Hij werd geteeld in de tijd van de Oude Egyptenaren en de plant heeft zich ver verspreid: tot in West-Afrika zoals gezegd, in Zuid-Amerika, maar ook dichterbij in Italië en in Spanje waar hij chufa wordt genoemd en een specialiteit is van de stad Valencia. In Noord-Amerika worden de knolletjes al minstens 11.000 jaar gebruikt door de plaatselijke bevolking. En in Azië komen ze ook al voor.

Een invasieve exoot? Dit plantje lijkt eerder een gewas van de toekomst
Inheems of exoot?
Bij ons beschouwde Emile Stappaerts van de Vilvoordse Rijkstuinbouwschool de aardamandel als inheems, Hij zag er een tuinbouwproduct ‘van tweede orde’ in. Stappaerts gaf in zijn tuinbouwhandboek (1929) trouwens richtlijnen voor de teelt. Je plant de knolletjes in maart gewoon buiten, je kan oogsten vanaf september.

Vandaag zou dat landbouwspecialisten bleek doen uitslaan. Deze ‘vergeten groente’ kwam zo’n dertig jaar geleden terug met geïmporteerd plantgoed (van gladiolen, schrijft men) en wordt hier nu beschouwd als een invasieve exoot, die op alle wijzen moet worden bestreden. Dat zal moeilijk gaan wanneer ik in de Belgicalaan, aan de grens van Jette met Molenbeek, de gedroogde knolletjes kan kopen met kilo’s tegelijk. Ik legde ze een nachtje te week in kraantjeswater en de volgende ochtend zagen ze er behoorlijk levenskrachtig uit.

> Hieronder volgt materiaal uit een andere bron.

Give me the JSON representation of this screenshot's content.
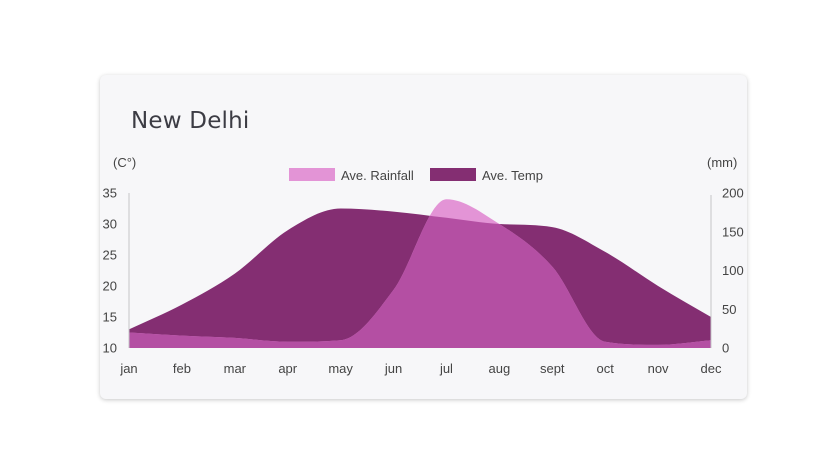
{
  "chart_data": {
    "type": "area",
    "title": "New Delhi",
    "categories": [
      "jan",
      "feb",
      "mar",
      "apr",
      "may",
      "jun",
      "jul",
      "aug",
      "sept",
      "oct",
      "nov",
      "dec"
    ],
    "series": [
      {
        "name": "Ave. Rainfall",
        "axis": "right",
        "color": "#e394d6",
        "values": [
          20,
          16,
          13,
          8,
          10,
          75,
          192,
          160,
          105,
          8,
          4,
          10
        ]
      },
      {
        "name": "Ave. Temp",
        "axis": "left",
        "color": "#842e72",
        "values": [
          13,
          17,
          22,
          29,
          32.5,
          32,
          31,
          30,
          29.5,
          25.5,
          20,
          15
        ]
      }
    ],
    "overlap_color": "#b44fa3",
    "y_left": {
      "label": "(C°)",
      "ylim": [
        10,
        35
      ],
      "ticks": [
        "10",
        "15",
        "20",
        "25",
        "30",
        "35"
      ]
    },
    "y_right": {
      "label": "(mm)",
      "ylim": [
        0,
        200
      ],
      "ticks": [
        "0",
        "50",
        "100",
        "150",
        "200"
      ]
    },
    "legend_position": "top-center",
    "grid": false
  }
}
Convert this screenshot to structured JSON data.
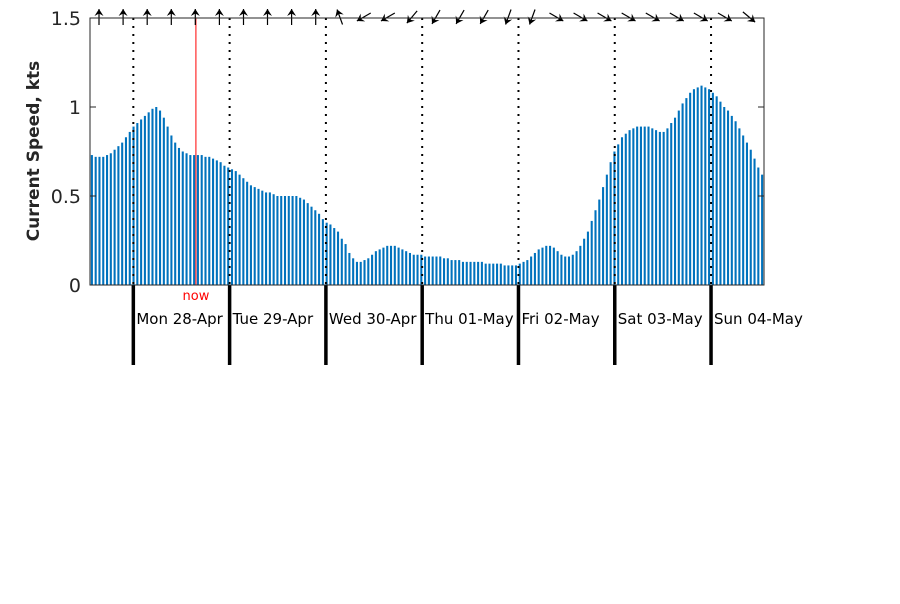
{
  "chart_data": {
    "type": "bar",
    "title": "",
    "xlabel": "",
    "ylabel": "Current Speed, kts",
    "ylim": [
      0,
      1.5
    ],
    "yticks": [
      0,
      0.5,
      1,
      1.5
    ],
    "ytick_labels": [
      "0",
      "0.5",
      "1",
      "1.5"
    ],
    "xlim_hours": [
      -10.8,
      157.2
    ],
    "day_labels": [
      "Mon 28-Apr",
      "Tue 29-Apr",
      "Wed 30-Apr",
      "Thu 01-May",
      "Fri 02-May",
      "Sat 03-May",
      "Sun 04-May"
    ],
    "now_label": "now",
    "now_hour": 15.6,
    "grid": false,
    "bar_color": "#0072BD",
    "now_color": "#FF0000",
    "series": [
      {
        "values": [
          0.73,
          0.72,
          0.72,
          0.72,
          0.73,
          0.74,
          0.76,
          0.78,
          0.8,
          0.83,
          0.86,
          0.89,
          0.91,
          0.93,
          0.95,
          0.97,
          0.99,
          1.0,
          0.98,
          0.94,
          0.89,
          0.84,
          0.8,
          0.77,
          0.75,
          0.74,
          0.73,
          0.73,
          0.73,
          0.73,
          0.72,
          0.72,
          0.71,
          0.7,
          0.69,
          0.67,
          0.66,
          0.65,
          0.64,
          0.62,
          0.6,
          0.58,
          0.56,
          0.55,
          0.54,
          0.53,
          0.52,
          0.52,
          0.51,
          0.5,
          0.5,
          0.5,
          0.5,
          0.5,
          0.5,
          0.49,
          0.48,
          0.46,
          0.44,
          0.42,
          0.4,
          0.37,
          0.35,
          0.34,
          0.32,
          0.3,
          0.26,
          0.23,
          0.18,
          0.15,
          0.13,
          0.13,
          0.14,
          0.15,
          0.17,
          0.19,
          0.2,
          0.21,
          0.22,
          0.22,
          0.22,
          0.21,
          0.2,
          0.19,
          0.18,
          0.17,
          0.17,
          0.17,
          0.16,
          0.16,
          0.16,
          0.16,
          0.16,
          0.15,
          0.15,
          0.14,
          0.14,
          0.14,
          0.13,
          0.13,
          0.13,
          0.13,
          0.13,
          0.13,
          0.12,
          0.12,
          0.12,
          0.12,
          0.12,
          0.11,
          0.11,
          0.11,
          0.11,
          0.12,
          0.13,
          0.14,
          0.16,
          0.18,
          0.2,
          0.21,
          0.22,
          0.22,
          0.21,
          0.19,
          0.17,
          0.16,
          0.16,
          0.17,
          0.19,
          0.22,
          0.26,
          0.3,
          0.36,
          0.42,
          0.48,
          0.55,
          0.62,
          0.69,
          0.75,
          0.79,
          0.83,
          0.85,
          0.87,
          0.88,
          0.89,
          0.89,
          0.89,
          0.89,
          0.88,
          0.87,
          0.86,
          0.86,
          0.88,
          0.91,
          0.94,
          0.98,
          1.02,
          1.05,
          1.08,
          1.1,
          1.11,
          1.12,
          1.11,
          1.1,
          1.08,
          1.06,
          1.03,
          1.0,
          0.98,
          0.95,
          0.92,
          0.88,
          0.84,
          0.8,
          0.76,
          0.71,
          0.66,
          0.62
        ]
      }
    ],
    "direction_arrows": [
      {
        "label": "",
        "bearing": 180
      },
      {
        "label": "",
        "bearing": 180
      },
      {
        "label": "",
        "bearing": 180
      },
      {
        "label": "",
        "bearing": 180
      },
      {
        "label": "",
        "bearing": 180
      },
      {
        "label": "",
        "bearing": 180
      },
      {
        "label": "",
        "bearing": 180
      },
      {
        "label": "",
        "bearing": 180
      },
      {
        "label": "",
        "bearing": 180
      },
      {
        "label": "",
        "bearing": 180
      },
      {
        "label": "",
        "bearing": 160
      },
      {
        "label": "",
        "bearing": 60
      },
      {
        "label": "",
        "bearing": 60
      },
      {
        "label": "",
        "bearing": 40
      },
      {
        "label": "",
        "bearing": 30
      },
      {
        "label": "",
        "bearing": 30
      },
      {
        "label": "",
        "bearing": 30
      },
      {
        "label": "",
        "bearing": 20
      },
      {
        "label": "",
        "bearing": 20
      },
      {
        "label": "",
        "bearing": 300
      },
      {
        "label": "",
        "bearing": 300
      },
      {
        "label": "",
        "bearing": 300
      },
      {
        "label": "",
        "bearing": 300
      },
      {
        "label": "",
        "bearing": 300
      },
      {
        "label": "",
        "bearing": 300
      },
      {
        "label": "",
        "bearing": 300
      },
      {
        "label": "",
        "bearing": 300
      },
      {
        "label": "",
        "bearing": 310
      }
    ]
  }
}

Gewoon, drogen, roosteren of anders
Je kan aardamandelen zo eten, je kan de gedroogde knolletjes ook roosteren en allicht ook koken, al zal het parfum dan mogelijk verdwijnen, ik denk dat er onder meer blauwzuur in zit, zoals in echte amandelen. In Zuid-Amerika eten ze de geweekte chufas als ontbijtgranen, met melk. Ik maakte met mijn knolletjes een Spaanse horchata de chufa.

Het recept is doodsimpel: laat een kwart kilo een nachtje weken, doe ze in de blender met wat water en draai ze fijn. Leng de pap gaandeweg aan met water tot een liter. Filter de vloeistof door een zeefje in een kan en schenk uit aan kinderen en vrienden. Heerlijk. In Valencia doen ze er extra suiker en desnoods ook kaneel bij (toevoegen tijdens het blenden).

Chufas zijn behoorlijk voedzaam. Ze bevatten suiker, zetmeel, proteïne en tot 36% olie, voor het grootste deel onverzadigd. In Californië, waar de plant ook welig tiert, ontdekte men dat met een redelijke opbrengst anderhalve ton olie per hectare zou kunnen worden geoogst voor biodiesel. Elk jaar weer! De aardamandel een invasieve exoot? Dit plantje lijkt eerder een gewas van de toekomst. Smakelijk.